The absence of any demonstrated benefit of haemodynamic monitoring is not a definitive argument. Nobody would administer norepinephrine without monitoring its effects on arterial pressure. Then, why should we use treatments aimed at increasing CO without directly checking their efficacy? Shock is so a complex disease that it is illusory that monitoring one single light on the dashboard can change prognosis. What may influence prognosis is not the monitoring, but the therapeutic decisions inferred from it. Odds are that this will never be properly demonstrated by any randomised trial, since a protocol taking into account all alternatives is impossible to establish.

Though oxygen delivery matters, CO is its main determinant and, often, the only lever one can operate to increase it. If CO should not be monitored on the pretext that only oxygen delivery matters, haemoglobin should not be measured after red blood cell transfusion.

Tailoring the treatment to the individual patient is a goal to reach, particularly for reducing harm due to therapy. Nevertheless, CO is highly variable depending on the type of shock, on the patient, and on the timing.

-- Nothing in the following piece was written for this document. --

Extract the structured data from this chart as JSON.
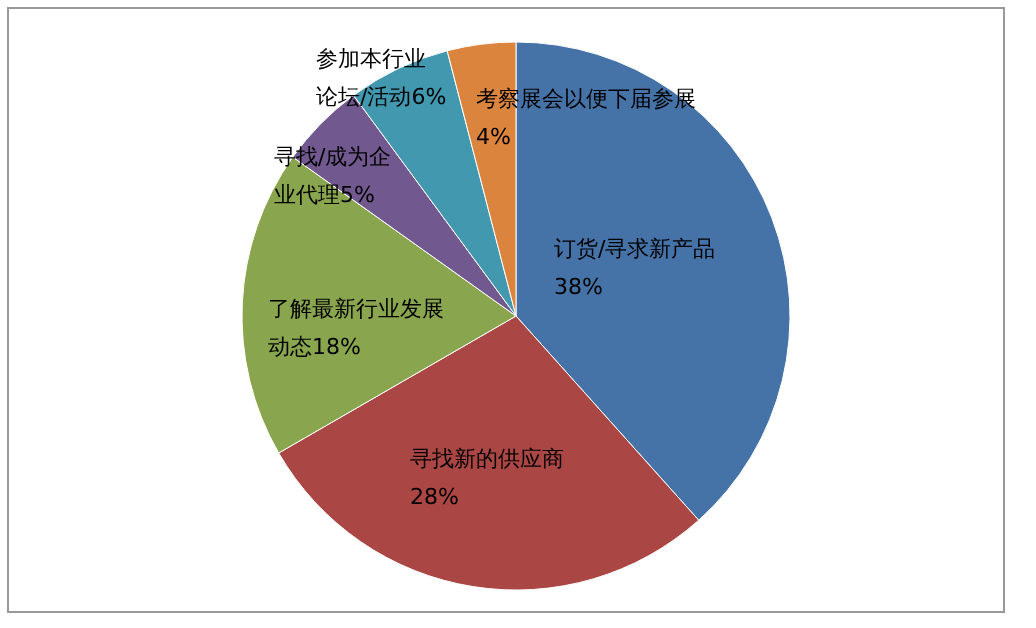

For instance, the effects of volume expansion are not only variable among patients, but also transient [5]. This variability spurs CO measurement. Directly monitoring it is the unique way to do so since its clinical estimation is not reliable. In 530 patients, the presence of one clinical criterion among lengthening of capillary filling time, knees mottling, and cold extremities was totally inaccurate to detect a low CO [6]. Not only is there no “normal” value of CO, but also a high value of CO might co-exist with such signs of hypoperfusion.

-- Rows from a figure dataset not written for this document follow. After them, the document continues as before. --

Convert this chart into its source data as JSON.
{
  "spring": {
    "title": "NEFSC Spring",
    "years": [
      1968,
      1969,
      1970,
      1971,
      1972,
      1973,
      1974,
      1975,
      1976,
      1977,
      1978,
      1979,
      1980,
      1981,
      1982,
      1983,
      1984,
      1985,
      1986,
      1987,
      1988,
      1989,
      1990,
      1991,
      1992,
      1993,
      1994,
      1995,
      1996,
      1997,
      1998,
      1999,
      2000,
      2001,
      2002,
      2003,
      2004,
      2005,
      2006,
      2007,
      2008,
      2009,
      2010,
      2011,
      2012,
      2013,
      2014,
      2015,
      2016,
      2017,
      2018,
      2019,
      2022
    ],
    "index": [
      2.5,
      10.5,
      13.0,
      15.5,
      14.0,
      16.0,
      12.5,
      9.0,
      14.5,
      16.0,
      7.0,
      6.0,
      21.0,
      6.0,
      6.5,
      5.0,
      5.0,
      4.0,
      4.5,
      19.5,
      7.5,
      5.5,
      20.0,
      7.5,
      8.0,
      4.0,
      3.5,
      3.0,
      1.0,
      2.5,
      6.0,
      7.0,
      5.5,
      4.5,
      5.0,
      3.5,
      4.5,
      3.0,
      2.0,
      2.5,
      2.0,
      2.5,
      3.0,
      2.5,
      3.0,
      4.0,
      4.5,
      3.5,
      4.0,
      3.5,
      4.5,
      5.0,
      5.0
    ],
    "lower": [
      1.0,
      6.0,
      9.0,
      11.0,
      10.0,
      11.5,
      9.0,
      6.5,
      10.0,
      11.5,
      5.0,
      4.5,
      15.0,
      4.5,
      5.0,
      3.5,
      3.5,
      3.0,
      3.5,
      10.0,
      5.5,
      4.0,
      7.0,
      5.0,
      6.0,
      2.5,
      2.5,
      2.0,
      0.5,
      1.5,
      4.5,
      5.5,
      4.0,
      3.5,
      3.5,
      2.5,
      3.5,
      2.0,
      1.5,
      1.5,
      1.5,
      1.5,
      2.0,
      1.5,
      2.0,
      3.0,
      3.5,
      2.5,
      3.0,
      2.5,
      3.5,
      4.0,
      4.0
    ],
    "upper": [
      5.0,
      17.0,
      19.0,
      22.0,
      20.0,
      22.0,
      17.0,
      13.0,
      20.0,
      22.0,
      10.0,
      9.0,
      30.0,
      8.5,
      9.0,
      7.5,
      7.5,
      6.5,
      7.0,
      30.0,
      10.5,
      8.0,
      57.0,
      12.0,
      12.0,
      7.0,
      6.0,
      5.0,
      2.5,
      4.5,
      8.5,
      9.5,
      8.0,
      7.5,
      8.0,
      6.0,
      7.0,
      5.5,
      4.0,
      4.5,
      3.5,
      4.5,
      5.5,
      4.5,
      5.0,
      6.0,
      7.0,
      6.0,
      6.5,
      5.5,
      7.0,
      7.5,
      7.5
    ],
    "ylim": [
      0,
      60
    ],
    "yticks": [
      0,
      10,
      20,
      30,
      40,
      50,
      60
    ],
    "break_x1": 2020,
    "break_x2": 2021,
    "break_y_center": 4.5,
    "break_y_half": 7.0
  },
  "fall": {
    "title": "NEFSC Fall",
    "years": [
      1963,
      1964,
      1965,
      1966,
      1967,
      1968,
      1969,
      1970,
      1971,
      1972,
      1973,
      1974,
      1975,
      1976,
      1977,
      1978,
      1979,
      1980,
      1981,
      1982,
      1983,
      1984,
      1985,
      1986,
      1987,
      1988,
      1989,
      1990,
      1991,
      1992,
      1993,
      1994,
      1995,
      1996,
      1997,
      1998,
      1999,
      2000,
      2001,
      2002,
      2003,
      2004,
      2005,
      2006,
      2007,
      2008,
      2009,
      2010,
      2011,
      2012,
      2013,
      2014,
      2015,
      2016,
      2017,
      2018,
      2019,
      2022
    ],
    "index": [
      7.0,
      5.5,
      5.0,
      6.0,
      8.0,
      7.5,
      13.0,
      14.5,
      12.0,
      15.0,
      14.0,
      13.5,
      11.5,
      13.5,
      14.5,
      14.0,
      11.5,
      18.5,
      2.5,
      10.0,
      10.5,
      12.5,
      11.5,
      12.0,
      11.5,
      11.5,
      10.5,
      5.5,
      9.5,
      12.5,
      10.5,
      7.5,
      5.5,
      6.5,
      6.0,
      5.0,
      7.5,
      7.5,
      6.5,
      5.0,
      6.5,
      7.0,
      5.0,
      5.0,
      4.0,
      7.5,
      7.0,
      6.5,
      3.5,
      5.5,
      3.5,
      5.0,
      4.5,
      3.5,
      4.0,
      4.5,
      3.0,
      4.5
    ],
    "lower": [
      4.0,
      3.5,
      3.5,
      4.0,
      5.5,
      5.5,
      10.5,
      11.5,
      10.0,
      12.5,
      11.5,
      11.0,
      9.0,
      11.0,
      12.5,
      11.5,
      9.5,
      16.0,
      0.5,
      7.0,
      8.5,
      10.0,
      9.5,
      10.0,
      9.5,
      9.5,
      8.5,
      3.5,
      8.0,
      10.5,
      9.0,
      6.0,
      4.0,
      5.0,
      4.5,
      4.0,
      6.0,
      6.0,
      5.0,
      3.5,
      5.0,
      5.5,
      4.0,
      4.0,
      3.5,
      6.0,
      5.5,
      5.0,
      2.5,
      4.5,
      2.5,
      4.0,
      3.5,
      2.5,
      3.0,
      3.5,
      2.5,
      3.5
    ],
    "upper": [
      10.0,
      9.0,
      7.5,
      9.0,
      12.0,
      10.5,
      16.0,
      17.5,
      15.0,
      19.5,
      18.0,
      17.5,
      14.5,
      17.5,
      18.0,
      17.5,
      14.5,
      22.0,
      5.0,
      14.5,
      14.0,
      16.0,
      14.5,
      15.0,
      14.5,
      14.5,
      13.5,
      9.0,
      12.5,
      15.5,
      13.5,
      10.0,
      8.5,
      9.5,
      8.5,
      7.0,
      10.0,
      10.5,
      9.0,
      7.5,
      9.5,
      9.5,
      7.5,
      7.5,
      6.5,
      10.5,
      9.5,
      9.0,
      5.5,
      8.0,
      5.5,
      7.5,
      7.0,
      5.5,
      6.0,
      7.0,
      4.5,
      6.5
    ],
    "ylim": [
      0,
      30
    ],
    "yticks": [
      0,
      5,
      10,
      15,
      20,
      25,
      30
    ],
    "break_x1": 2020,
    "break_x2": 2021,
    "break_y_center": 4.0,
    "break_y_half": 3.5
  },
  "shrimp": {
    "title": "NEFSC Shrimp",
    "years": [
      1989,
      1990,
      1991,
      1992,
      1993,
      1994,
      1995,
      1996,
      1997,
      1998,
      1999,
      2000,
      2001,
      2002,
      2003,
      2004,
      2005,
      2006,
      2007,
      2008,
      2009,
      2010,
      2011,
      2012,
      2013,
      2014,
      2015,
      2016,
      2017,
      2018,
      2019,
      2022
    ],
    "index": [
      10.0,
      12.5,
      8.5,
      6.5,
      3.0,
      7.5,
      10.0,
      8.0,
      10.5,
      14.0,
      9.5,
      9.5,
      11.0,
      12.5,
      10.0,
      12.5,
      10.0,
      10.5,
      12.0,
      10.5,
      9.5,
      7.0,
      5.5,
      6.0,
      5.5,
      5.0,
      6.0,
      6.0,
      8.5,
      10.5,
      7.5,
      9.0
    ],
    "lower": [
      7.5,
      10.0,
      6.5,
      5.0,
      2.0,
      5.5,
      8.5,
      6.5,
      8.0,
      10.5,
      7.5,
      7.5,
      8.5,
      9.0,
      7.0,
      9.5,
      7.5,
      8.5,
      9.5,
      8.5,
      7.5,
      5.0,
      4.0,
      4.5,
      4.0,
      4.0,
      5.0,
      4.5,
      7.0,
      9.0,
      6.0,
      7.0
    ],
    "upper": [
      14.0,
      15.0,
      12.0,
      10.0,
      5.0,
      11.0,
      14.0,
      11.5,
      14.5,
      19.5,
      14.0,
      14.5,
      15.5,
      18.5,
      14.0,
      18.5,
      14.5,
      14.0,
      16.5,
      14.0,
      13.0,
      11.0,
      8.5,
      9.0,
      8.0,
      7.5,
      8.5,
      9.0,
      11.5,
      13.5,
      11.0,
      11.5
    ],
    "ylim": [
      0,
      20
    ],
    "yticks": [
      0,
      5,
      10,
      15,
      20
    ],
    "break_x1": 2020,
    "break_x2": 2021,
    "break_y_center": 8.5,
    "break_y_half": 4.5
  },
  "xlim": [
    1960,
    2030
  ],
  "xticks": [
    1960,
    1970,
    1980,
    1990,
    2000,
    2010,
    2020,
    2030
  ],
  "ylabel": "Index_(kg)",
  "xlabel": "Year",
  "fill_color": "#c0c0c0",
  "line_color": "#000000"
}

Those who are reluctant to monitor CO often argue that monitoring arterial pressure is more than sufficient. Arterial pressure, which determines organ perfusion, is a relevant therapeutic target, but CO, which determines oxygen delivery, is no less vital. Moreover, when CO changes, the sympathetic tone adapts to keep the mean arterial pressure constant. Even arterial pulse pressure, which should be physiologically the closest CO correlate, is unhelpful. Studies have shown that during volume expansion changes in CO and in pulse pressure were weakly correlated [7] or not correlated at all [8]. This is particularly true when arterial resistance changes, for instance due to changing vasopressors dosage [7].

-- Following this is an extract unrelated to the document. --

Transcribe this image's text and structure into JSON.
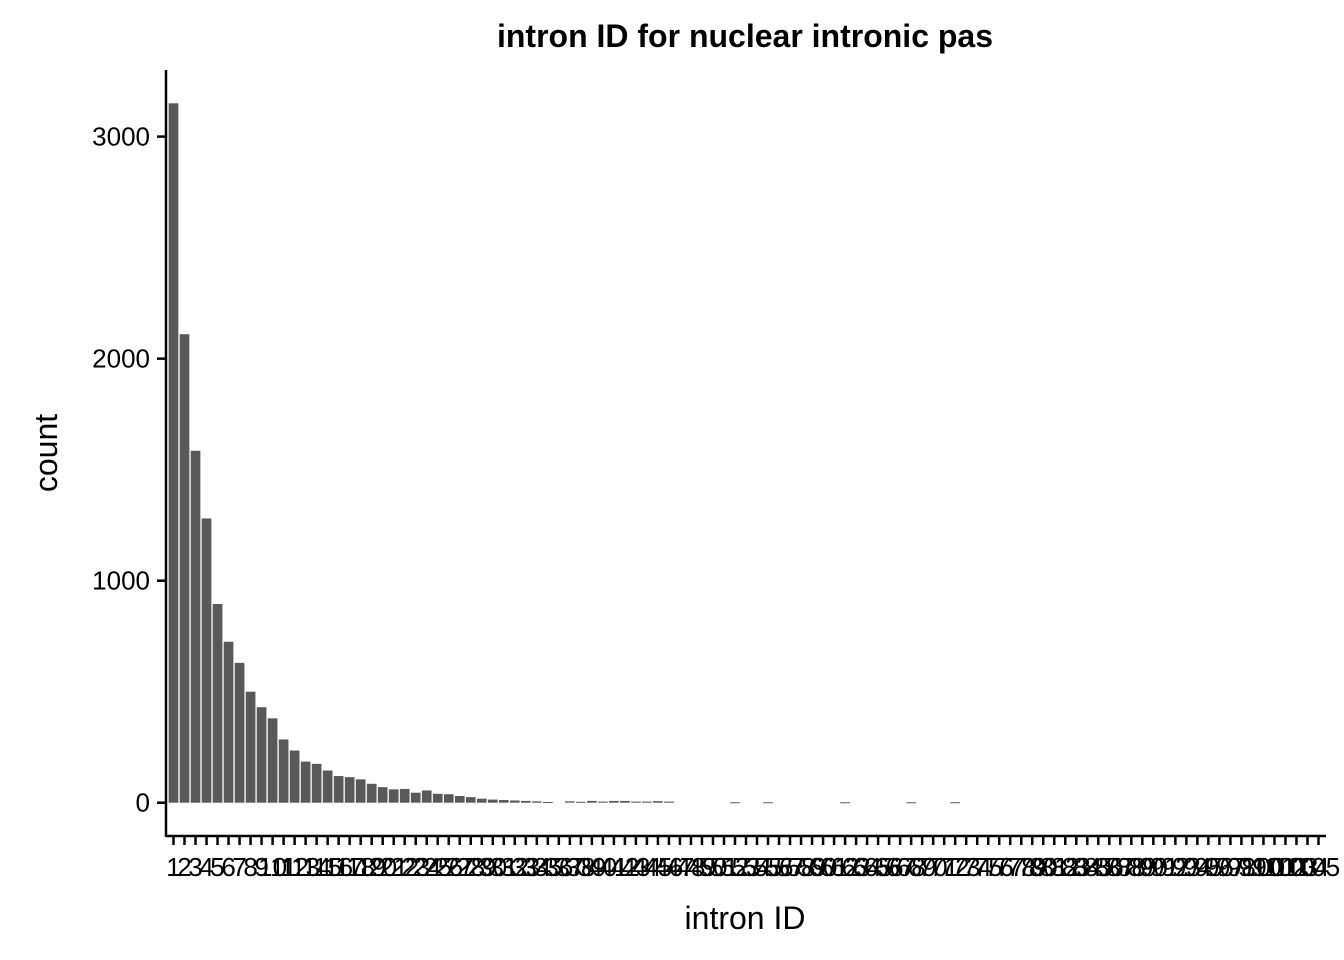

Finally, haemodynamic monitoring cannot be merely limited to tissue oxygenation and ScvO2. It is correct that CO cannot be interpreted without knowing it, but the opposite is also true. During sepsis, if oxygen extraction is impaired, ScvO2 is unhelpful because it often remains normal. Also, during shock, when oxygen delivery is below its critical level, any increase in it is mainly used for increasing the oxygen consumption, such that ScvO2 does not increase as much as would be expected from the increase in CO.

Conclusions

Along with recommendations [9], it is reasonable today to defend CO monitoring in patients with shock. Of course, it should be reserved for the most critical cases, when initial treatment is ineffective [9]. For sure, all techniques are not equally accurate or invasive and do not provide the same amount of information; the choice should depend on the context and clinicians’ experience. Beyond CO, monitoring devices provide information that helps for diagnosis and management. The invasiveness of transpulmonary or classic thermodilution is not acceptable during routine surgical interventions, but their complication rate is compatible with the severity of critically ill patients [10]. Moreover, clinicians should be taught on how to use these techniques and should be aware of their limitations. Such teaching might also help clinicians understand the complex physiology of CO and tissue oxygenation. In any case, keeping in mind the arguments in favour of and against CO monitoring might help them make an informed choice.